The fact that WePay is induced (by their
contracts with their financial partners, they say) to essentially spy on
their paying customers' personal social media accounts in order to
detect even the smallest excuse for dismissal...errrrrrrr, the slightest
indication of "fraud and abuse", does not induce much comfort for those
who care about privacy or free expression, either.
More likely,
it looks like WePay/Vantiv is engaging in the same old tired bullshit
act of slut shaming, sex shaming, and porn shaming that other financial
institutions like PayPal, Amazon, JPMorganChase, and a few others have
mastered. Considering that a major antiporn summit just concluded this
weekend, alongside of a just as major confab of "movement conservatives"
bent on imposing similar moral values on the rest of America. Between
that and the ongoing "sex trafficking" panic that is scaring plenty of
liberals into compliance with antisex legislation, that's more than
enough to keep Big Finance and the politicians they buy to keep holding
the line against "those dirty sluts and whores" using "their money" to
"corrupt" fair patriotic American society.
It
may be that Eden Alexander is simply a small victim in this major war
of financial wits. Thankfully, due to the generosity of her fans and
those who actually think that sex workers are as human as everyone else,
she will survive and recover.
WePay, for
its part, has backslid a bit since getting absolutely singed by the
social media firestorm. They did offer to provide Eden a new fundraiser
page, but by then her followers had already moved over to Cloudtilt.

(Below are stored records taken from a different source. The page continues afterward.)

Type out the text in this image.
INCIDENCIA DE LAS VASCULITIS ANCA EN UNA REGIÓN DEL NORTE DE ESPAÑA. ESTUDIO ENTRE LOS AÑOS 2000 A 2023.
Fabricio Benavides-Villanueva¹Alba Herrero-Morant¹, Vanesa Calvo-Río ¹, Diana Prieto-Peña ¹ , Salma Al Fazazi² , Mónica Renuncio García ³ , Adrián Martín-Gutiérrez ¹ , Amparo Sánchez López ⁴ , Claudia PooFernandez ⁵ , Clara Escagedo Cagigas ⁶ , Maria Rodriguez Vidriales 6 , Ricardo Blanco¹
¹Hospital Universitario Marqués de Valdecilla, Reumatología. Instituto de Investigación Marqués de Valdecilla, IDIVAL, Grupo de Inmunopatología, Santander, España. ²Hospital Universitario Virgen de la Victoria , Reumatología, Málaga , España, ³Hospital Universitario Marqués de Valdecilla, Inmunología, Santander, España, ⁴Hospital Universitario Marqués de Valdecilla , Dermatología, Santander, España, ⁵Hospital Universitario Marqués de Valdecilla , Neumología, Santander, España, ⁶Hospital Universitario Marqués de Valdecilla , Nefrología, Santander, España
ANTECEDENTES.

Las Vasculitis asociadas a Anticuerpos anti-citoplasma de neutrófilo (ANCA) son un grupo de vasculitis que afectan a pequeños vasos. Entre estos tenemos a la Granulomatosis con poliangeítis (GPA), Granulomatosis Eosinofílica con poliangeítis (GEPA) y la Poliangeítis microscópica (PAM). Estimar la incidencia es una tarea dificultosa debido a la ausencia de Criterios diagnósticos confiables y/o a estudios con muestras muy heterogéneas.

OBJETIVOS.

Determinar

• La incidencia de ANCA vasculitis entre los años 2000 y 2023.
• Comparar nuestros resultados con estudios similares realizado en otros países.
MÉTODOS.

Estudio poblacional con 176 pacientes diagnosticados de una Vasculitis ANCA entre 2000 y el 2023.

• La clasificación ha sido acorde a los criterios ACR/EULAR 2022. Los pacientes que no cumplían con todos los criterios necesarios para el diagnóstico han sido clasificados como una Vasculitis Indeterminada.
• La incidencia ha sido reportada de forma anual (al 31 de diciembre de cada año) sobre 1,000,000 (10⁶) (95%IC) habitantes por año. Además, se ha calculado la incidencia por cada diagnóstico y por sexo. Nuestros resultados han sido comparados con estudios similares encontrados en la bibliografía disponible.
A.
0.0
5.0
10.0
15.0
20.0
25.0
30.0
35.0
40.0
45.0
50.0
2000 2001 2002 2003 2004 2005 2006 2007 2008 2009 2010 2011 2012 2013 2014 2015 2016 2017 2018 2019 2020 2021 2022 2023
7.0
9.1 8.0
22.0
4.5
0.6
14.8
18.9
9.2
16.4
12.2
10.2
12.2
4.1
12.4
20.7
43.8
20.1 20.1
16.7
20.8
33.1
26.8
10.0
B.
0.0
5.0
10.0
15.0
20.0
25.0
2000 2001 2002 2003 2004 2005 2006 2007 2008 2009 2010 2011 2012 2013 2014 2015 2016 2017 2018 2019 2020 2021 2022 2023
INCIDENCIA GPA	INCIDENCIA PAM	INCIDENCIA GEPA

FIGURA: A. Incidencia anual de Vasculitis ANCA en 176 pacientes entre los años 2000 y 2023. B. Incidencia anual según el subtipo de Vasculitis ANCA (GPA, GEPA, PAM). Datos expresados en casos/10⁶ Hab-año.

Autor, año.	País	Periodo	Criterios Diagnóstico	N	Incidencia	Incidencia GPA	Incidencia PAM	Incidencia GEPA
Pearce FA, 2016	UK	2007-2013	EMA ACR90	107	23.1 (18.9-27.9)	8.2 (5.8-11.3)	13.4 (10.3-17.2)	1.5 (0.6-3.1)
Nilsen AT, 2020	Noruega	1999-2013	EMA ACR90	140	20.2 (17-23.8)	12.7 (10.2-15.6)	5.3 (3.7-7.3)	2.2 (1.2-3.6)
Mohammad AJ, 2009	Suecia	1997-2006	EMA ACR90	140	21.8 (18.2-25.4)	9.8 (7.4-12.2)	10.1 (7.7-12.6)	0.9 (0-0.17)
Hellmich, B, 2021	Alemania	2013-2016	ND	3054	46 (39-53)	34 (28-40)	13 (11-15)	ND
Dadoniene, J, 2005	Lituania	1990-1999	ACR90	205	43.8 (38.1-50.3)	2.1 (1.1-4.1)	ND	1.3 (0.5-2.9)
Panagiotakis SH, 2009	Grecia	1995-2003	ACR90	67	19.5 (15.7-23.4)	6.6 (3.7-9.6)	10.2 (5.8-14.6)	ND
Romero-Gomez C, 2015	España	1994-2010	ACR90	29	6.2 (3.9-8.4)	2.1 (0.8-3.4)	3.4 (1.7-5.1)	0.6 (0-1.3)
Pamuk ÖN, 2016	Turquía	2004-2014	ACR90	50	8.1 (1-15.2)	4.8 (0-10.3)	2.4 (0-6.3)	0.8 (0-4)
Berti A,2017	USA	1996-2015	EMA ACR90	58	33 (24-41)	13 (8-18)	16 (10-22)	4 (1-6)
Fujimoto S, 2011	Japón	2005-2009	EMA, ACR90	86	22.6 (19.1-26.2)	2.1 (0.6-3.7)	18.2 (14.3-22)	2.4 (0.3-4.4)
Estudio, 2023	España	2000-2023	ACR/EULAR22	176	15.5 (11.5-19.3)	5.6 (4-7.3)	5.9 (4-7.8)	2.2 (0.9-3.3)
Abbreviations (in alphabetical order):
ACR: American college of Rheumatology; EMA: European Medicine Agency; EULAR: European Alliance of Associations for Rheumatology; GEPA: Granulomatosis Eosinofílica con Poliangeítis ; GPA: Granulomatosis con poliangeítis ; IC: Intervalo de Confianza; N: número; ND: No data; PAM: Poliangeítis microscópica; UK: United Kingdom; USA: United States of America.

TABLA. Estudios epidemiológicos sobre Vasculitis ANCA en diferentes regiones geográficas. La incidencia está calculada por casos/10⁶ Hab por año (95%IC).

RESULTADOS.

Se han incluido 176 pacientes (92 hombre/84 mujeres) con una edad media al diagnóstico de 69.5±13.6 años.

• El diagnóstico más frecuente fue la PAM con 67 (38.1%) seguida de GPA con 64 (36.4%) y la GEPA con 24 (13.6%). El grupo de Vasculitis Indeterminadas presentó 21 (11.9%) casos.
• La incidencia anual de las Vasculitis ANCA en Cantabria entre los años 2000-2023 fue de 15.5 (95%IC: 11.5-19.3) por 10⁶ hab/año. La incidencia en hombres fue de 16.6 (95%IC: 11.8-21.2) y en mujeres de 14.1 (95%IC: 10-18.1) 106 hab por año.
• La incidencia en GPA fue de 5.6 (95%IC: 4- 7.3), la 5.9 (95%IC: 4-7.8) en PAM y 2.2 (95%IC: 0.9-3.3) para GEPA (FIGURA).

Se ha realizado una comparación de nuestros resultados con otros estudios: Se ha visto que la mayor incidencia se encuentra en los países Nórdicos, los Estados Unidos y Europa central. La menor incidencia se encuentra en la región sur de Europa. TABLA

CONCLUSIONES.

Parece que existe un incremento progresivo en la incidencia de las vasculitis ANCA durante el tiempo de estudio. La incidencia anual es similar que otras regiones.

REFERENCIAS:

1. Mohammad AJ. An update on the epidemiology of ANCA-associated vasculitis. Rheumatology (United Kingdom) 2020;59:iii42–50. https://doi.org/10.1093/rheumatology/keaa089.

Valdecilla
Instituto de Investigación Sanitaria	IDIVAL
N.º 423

They also promised a review of their ToS and procedures for shutting
down accounts, though they didn't say whether or not they would change
their procedures for reviewing accounts or even their surveillance of
customer's social media accounts.
It should
also be noted that while Cloudtilt's ToS does not mention porn at all;
their own payment processing company, Balanced.com, does have a Sellers
Agreement with their clients that does ban "sexually-oriented or
pornographic products or services". (Raising the question of whether a
company like, say, Lovability Condoms could use their services.)
The
main issue in all this remains that sex workers who practice a legal
profession (and in California and New Hampshire, porn is fully protected
as constitutional free speech) should not face any Scarlet Letters when
they attempt to raise funds for whatever reason they choose for legal
purposes....and especially NOT for the purpose of paying their medical
bills. Why they should have to resort to crowdfunding for essential
healthcare in one of the richest countries in the world is an issue in
and of itself....but that's another issue to tackle.
It all comes back to the basic ideas:
Sex workers and porn performers/cam girls
are human beings; "sluts" are people, too; and if you exchange money
for sex in any way, then you might be as much a "whore" as an actual sex
worker....they just only are open and out and honest about it.